Mr. Klopfenstein’s losing argument was based on the structure of the statute. Section 7430(c)(4)(B) is an exception to the definition of prevailing party in section 7430(c)(4)(B). (Indeed, it is captioned as an exception.) Thus, if Mr. Klopfenstein substantially prevailed with respect to the amount in controversy (which the government conceded), he is the prevailing party unless the government establishes that its position was substantially justified. Logically, in Mr. Klopfenstein’s view, if the government never took a position (which the government also conceded), then Mr. Klopfenstein must be a prevailing party.

Mr. Klopfenstein’s argument is logical, reasonable and consistent with the statutory language. Indeed, a commonsense definition of “prevailing party” in the context of litigation likely would encompass a party whose adversary “lost” with respect to 90 percent of its claim. Thus, whether or not a denial of attorneys’ fees in cases such as this makes sense as a matter of policy, the viewpoint adopted by this court (based though it was on precedent) is awkward at best.
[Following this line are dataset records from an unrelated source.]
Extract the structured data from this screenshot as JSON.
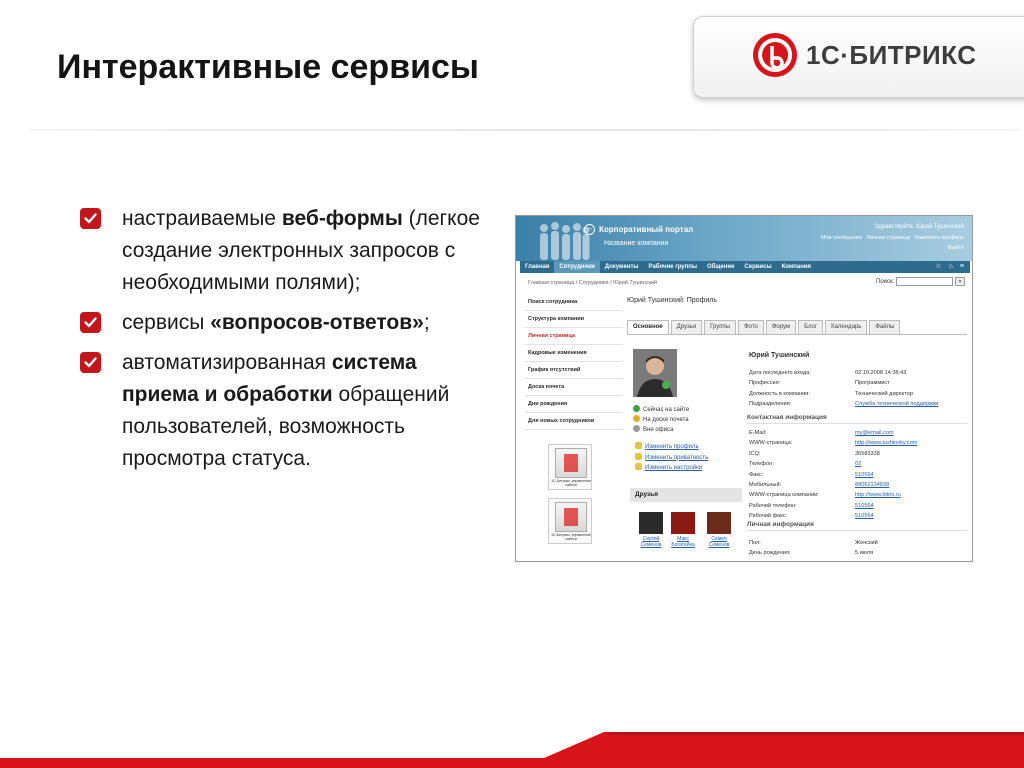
{
  "slide": {
    "title": "Интерактивные сервисы",
    "logo_text": "1С·БИТРИКС",
    "accent": "#d7141a"
  },
  "bullets": [
    {
      "icon": "checkbox-checked-icon",
      "parts": [
        {
          "text": "настраиваемые ",
          "bold": false
        },
        {
          "text": "веб-формы",
          "bold": true
        },
        {
          "text": " (легкое создание электронных запросов с необходимыми полями);",
          "bold": false
        }
      ]
    },
    {
      "icon": "checkbox-checked-icon",
      "parts": [
        {
          "text": " сервисы ",
          "bold": false
        },
        {
          "text": "«вопросов-ответов»",
          "bold": true
        },
        {
          "text": ";",
          "bold": false
        }
      ]
    },
    {
      "icon": "checkbox-checked-icon",
      "parts": [
        {
          "text": " автоматизированная ",
          "bold": false
        },
        {
          "text": "система приема и обработки",
          "bold": true
        },
        {
          "text": " обращений пользователей, возможность просмотра статуса.",
          "bold": false
        }
      ]
    }
  ],
  "portal": {
    "header": {
      "title": "Корпоративный портал",
      "company": "Название компании",
      "greeting": "Здравствуйте, Юрий Тушинский",
      "links": [
        "Мои сообщения",
        "Личная страница",
        "Изменить профиль"
      ],
      "exit": "Выйти"
    },
    "nav": [
      {
        "label": "Главная",
        "active": false
      },
      {
        "label": "Сотрудники",
        "active": true
      },
      {
        "label": "Документы",
        "active": false
      },
      {
        "label": "Рабочие группы",
        "active": false
      },
      {
        "label": "Общение",
        "active": false
      },
      {
        "label": "Сервисы",
        "active": false
      },
      {
        "label": "Компания",
        "active": false
      }
    ],
    "nav_icons": [
      "☆",
      "⌂",
      "≡"
    ],
    "breadcrumb": "Главная страница / Сотрудники / Юрий Тушинский",
    "search": {
      "label": "Поиск:",
      "value": "",
      "button": "»"
    },
    "sidebar": [
      {
        "label": "Поиск сотрудника",
        "active": false
      },
      {
        "label": "Структура компании",
        "active": false
      },
      {
        "label": "Личная страница",
        "active": true
      },
      {
        "label": "Кадровые изменения",
        "active": false
      },
      {
        "label": "График отсутствий",
        "active": false
      },
      {
        "label": "Доска почета",
        "active": false
      },
      {
        "label": "Дни рождения",
        "active": false
      },
      {
        "label": "Для новых сотрудников",
        "active": false
      }
    ],
    "promo_caption": "1С-Битрикс: управление сайтом",
    "profile_title": "Юрий Тушинский: Профиль",
    "tabs": [
      {
        "label": "Основное",
        "active": true
      },
      {
        "label": "Друзья",
        "active": false
      },
      {
        "label": "Группы",
        "active": false
      },
      {
        "label": "Фото",
        "active": false
      },
      {
        "label": "Форум",
        "active": false
      },
      {
        "label": "Блог",
        "active": false
      },
      {
        "label": "Календарь",
        "active": false
      },
      {
        "label": "Файлы",
        "active": false
      }
    ],
    "status": [
      {
        "label": "Сейчас на сайте",
        "color": "#3aa53a"
      },
      {
        "label": "На доске почета",
        "color": "#e0b020"
      },
      {
        "label": "Вне офиса",
        "color": "#999999"
      }
    ],
    "actions": [
      "Изменить профиль",
      "Изменить приватность",
      "Изменить настройки"
    ],
    "friends_title": "Друзья",
    "friends": [
      {
        "name": "Сергей Семенов"
      },
      {
        "name": "Макс Богатейка"
      },
      {
        "name": "Семен Семенов"
      }
    ],
    "person_name": "Юрий Тушинский",
    "general": [
      {
        "k": "Дата последнего входа:",
        "v": "02.10.2008 14:38:43",
        "link": false
      },
      {
        "k": "Профессия:",
        "v": "Программист",
        "link": false
      },
      {
        "k": "Должность в компании:",
        "v": "Технический директор",
        "link": false
      },
      {
        "k": "Подразделения:",
        "v": "Служба технической поддержки",
        "link": true
      }
    ],
    "contact_title": "Контактная информация",
    "contact": [
      {
        "k": "E-Mail:",
        "v": "my@email.com",
        "link": true
      },
      {
        "k": "WWW-страница:",
        "v": "http://www.tushinsky.com",
        "link": true
      },
      {
        "k": "ICQ:",
        "v": "36583338",
        "link": false
      },
      {
        "k": "Телефон:",
        "v": "02",
        "link": true
      },
      {
        "k": "Факс:",
        "v": "510564",
        "link": true
      },
      {
        "k": "Мобильный:",
        "v": "89062134838",
        "link": true
      },
      {
        "k": "WWW-страница компании:",
        "v": "http://www.bitrix.ru",
        "link": true
      },
      {
        "k": "Рабочий телефон:",
        "v": "510564",
        "link": true
      },
      {
        "k": "Рабочий факс:",
        "v": "510564",
        "link": true
      }
    ],
    "personal_title": "Личная информация",
    "personal": [
      {
        "k": "Пол:",
        "v": "Женский",
        "link": false
      },
      {
        "k": "День рождения:",
        "v": "5 июля",
        "link": false
      }
    ]
  }
}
Had the government conceded that it took a position in the case, Mr. Klopfenstein might not have succeeded in recovering fees in any event. Under section 7430(c)(4)(B), attorneys’ fees are not awarded if the government establishes that its position was “substantially justified.” Substantial justification is a relatively low standard. It requires merely that the position have a reasonable basis in law and in fact. Treas. Reg. § 301.7430-5(d).
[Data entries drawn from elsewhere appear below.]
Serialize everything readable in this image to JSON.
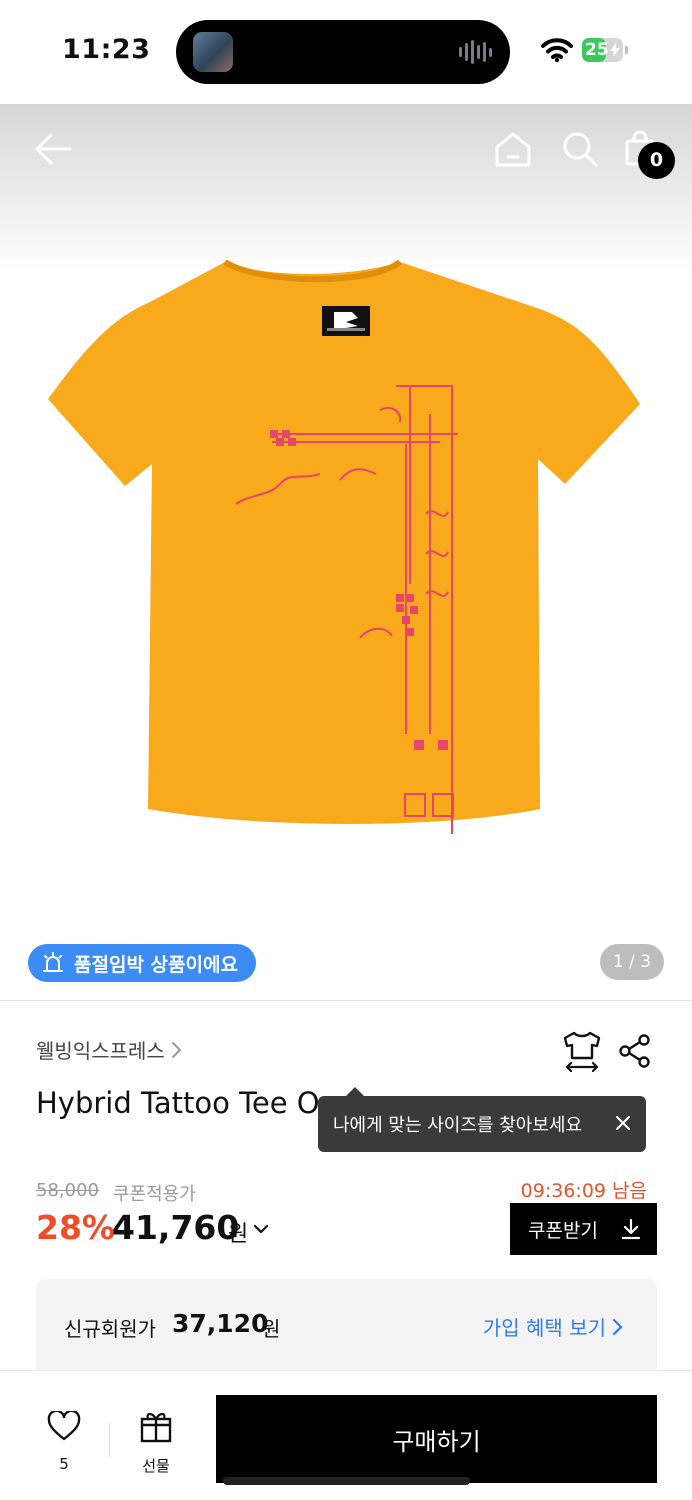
{
  "status_bar": {
    "time": "11:23",
    "battery": "25",
    "battery_level_percent": 25,
    "battery_color": "#3cc95b",
    "icons": [
      "wifi-icon",
      "battery-icon",
      "bolt-icon",
      "audio-waveform-icon"
    ]
  },
  "header": {
    "icons": [
      "back-arrow-icon",
      "home-icon",
      "search-icon",
      "shopping-bag-icon"
    ],
    "cart_count": "0"
  },
  "gallery": {
    "soldout_notice": "품절임박 상품이에요",
    "soldout_icon": "alarm-siren-icon",
    "soldout_color": "#3b8cf5",
    "page_indicator": "1 / 3",
    "garment_color": "#f8a91c",
    "graphic_color": "#e6466b"
  },
  "product": {
    "brand": "웰빙익스프레스",
    "name": "Hybrid Tattoo Tee O",
    "tooltip": "나에게 맞는 사이즈를 찾아보세요",
    "icons": [
      "size-guide-icon",
      "share-icon",
      "close-icon",
      "chevron-right-icon"
    ]
  },
  "pricing": {
    "original_price": "58,000",
    "coupon_label": "쿠폰적용가",
    "timer": "09:36:09 남음",
    "discount": "28%",
    "sale_price": "41,760",
    "currency": "원",
    "coupon_button": "쿠폰받기",
    "accent_color": "#ef4d26"
  },
  "member": {
    "label": "신규회원가",
    "price": "37,120",
    "currency": "원",
    "signup_link": "가입 혜택 보기",
    "link_color": "#2f7bf0"
  },
  "bottom_bar": {
    "like_count": "5",
    "gift_label": "선물",
    "buy_label": "구매하기",
    "icons": [
      "heart-icon",
      "gift-icon"
    ]
  }
}
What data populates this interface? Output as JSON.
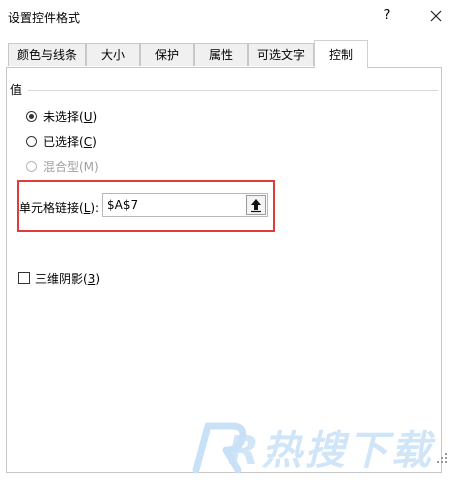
{
  "window": {
    "title": "设置控件格式",
    "help_glyph": "?",
    "close_icon": "close-icon"
  },
  "tabs": [
    {
      "label": "颜色与线条",
      "active": false
    },
    {
      "label": "大小",
      "active": false
    },
    {
      "label": "保护",
      "active": false
    },
    {
      "label": "属性",
      "active": false
    },
    {
      "label": "可选文字",
      "active": false
    },
    {
      "label": "控制",
      "active": true
    }
  ],
  "value_section": {
    "title": "值",
    "options": [
      {
        "text": "未选择(",
        "key": "U",
        "tail": ")",
        "checked": true,
        "enabled": true
      },
      {
        "text": "已选择(",
        "key": "C",
        "tail": ")",
        "checked": false,
        "enabled": true
      },
      {
        "text": "混合型(M)",
        "key": "",
        "tail": "",
        "checked": false,
        "enabled": false
      }
    ]
  },
  "cell_link": {
    "label_prefix": "单元格链接(",
    "label_key": "L",
    "label_suffix": "):",
    "value": "$A$7",
    "button_icon": "collapse-dialog-icon"
  },
  "shading_3d": {
    "text": "三维阴影(",
    "key": "3",
    "tail": ")",
    "checked": false
  },
  "watermark": {
    "text": "R热搜下载"
  },
  "colors": {
    "highlight_border": "#e23b3b",
    "disabled_text": "#a0a0a0",
    "watermark": "#c9e1f7"
  }
}
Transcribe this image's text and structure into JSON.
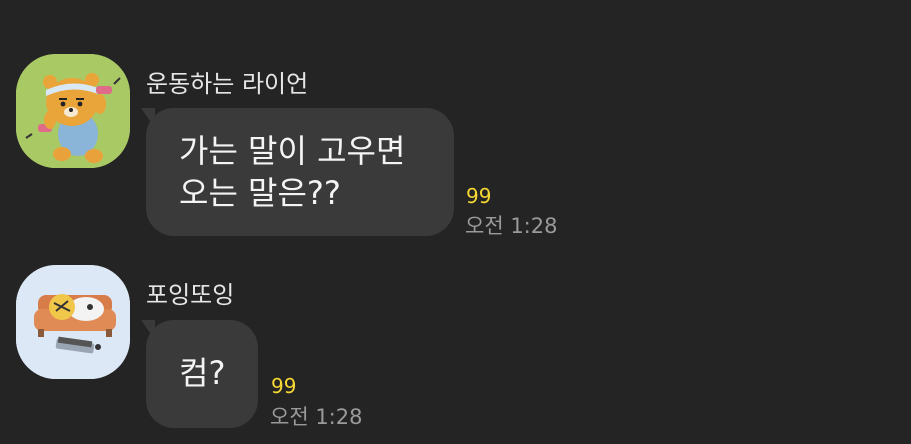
{
  "messages": [
    {
      "sender": "운동하는 라이언",
      "avatar_icon": "ryan-exercising-avatar-icon",
      "lines": [
        "가는 말이 고우면",
        "오는 말은??"
      ],
      "unread": "99",
      "time": "오전 1:28"
    },
    {
      "sender": "포잉또잉",
      "avatar_icon": "sleeping-on-couch-avatar-icon",
      "lines": [
        "컴?"
      ],
      "unread": "99",
      "time": "오전 1:28"
    }
  ],
  "colors": {
    "background": "#242424",
    "bubble": "#3a3a3a",
    "unread": "#f5d833",
    "timestamp": "#9a9a9a"
  }
}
The best way to overcome the substantial justification hurdle is to make a qualified offer. Simply stated, if the IRS does not accept a taxpayer’s qualified offer to settle a case and the taxpayer receives a judgment that is equal to or less than the offer, the taxpayer is deemed to be the prevailing party; whether the government’s position was substantially justified or not is irrelevant. (The qualified offer rule is set forth in section 7430(c)(4)(E).) Unfortunately for Mr. Klopfenstein, however, the qualified offer rule applies only if a judgment is entered in a court proceeding. Because the case was settled before a court proceeding had commenced, the qualified offer rule did not apply.
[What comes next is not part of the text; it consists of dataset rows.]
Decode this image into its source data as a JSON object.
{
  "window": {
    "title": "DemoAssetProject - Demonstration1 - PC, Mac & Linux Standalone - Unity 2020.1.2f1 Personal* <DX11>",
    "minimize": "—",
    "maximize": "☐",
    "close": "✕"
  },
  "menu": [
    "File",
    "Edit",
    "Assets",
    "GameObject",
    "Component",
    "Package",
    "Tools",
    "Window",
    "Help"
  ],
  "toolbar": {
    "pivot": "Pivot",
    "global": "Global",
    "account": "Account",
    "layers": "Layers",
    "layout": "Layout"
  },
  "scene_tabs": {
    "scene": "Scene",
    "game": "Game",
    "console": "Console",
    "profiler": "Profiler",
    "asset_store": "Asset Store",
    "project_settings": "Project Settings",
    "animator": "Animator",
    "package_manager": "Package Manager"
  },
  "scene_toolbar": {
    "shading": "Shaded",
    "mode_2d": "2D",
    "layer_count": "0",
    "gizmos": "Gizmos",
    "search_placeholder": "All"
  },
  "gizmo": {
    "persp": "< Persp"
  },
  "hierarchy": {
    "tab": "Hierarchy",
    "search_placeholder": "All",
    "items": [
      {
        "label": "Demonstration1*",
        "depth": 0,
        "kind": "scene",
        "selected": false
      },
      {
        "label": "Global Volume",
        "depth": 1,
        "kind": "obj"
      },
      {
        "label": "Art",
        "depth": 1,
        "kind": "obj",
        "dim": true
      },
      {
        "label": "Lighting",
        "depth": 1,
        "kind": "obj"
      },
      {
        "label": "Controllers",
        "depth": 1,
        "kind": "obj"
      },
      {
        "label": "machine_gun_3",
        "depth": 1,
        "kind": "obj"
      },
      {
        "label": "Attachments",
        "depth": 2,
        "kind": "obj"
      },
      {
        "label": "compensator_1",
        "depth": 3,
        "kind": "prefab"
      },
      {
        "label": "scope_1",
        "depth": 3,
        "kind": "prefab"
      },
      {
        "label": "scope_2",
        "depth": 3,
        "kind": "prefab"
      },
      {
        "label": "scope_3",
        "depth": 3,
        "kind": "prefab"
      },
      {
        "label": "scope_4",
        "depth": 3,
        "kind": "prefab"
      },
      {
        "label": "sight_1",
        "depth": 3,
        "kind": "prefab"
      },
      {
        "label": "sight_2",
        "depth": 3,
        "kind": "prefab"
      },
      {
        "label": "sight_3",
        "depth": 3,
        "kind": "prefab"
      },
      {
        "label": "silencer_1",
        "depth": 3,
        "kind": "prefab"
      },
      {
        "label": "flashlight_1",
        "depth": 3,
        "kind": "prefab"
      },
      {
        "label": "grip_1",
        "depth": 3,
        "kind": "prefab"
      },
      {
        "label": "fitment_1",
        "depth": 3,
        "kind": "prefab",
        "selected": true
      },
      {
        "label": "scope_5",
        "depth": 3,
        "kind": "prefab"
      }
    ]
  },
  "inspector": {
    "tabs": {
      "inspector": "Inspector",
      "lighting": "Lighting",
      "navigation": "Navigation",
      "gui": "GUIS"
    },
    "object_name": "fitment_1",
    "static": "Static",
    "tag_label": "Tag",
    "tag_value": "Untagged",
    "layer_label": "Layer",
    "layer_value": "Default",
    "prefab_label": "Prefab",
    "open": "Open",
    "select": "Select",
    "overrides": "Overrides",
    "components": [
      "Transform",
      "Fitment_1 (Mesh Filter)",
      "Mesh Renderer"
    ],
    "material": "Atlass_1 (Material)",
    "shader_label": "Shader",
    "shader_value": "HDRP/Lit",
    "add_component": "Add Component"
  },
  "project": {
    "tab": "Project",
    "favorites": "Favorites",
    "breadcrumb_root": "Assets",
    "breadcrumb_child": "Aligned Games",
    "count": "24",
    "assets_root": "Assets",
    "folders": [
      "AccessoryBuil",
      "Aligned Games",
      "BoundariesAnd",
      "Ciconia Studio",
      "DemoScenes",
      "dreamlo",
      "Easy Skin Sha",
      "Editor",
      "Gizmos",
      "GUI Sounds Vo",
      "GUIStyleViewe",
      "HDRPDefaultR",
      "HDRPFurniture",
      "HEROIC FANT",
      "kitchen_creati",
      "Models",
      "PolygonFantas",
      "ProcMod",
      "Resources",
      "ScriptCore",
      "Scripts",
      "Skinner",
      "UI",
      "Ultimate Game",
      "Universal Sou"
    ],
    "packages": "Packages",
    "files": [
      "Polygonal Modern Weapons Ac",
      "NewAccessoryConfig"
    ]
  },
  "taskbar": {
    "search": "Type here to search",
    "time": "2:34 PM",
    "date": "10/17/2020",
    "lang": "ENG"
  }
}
Addendum: The Tax Court has jurisdiction to review IRS decisions whether to grant or deny (in whole or in part) requests for attorneys’ fees. Section 7430(f)(2); Tax Ct. R. 271. In docketed cases, the taxpayer must raise the claim during the case itself; res judicata precludes consideration of costs in a subsequent proceeding to the extent that the issue could have been pursued in the earlier case. Gustafson v. Commissioner, 97 T.C. 85 (1991); Foote v. Commissioner, T.C. Memo. 2013-276. Where the matter has been resolved administratively, the taxpayer must file a petition with the Tax Court within 90 days after the date on which the IRS mails a notice of decision. The taxpayer, not the attorney, is the proper party to file the claim. Greenberg v. Commissioner, 147 T.C. 382 (2016).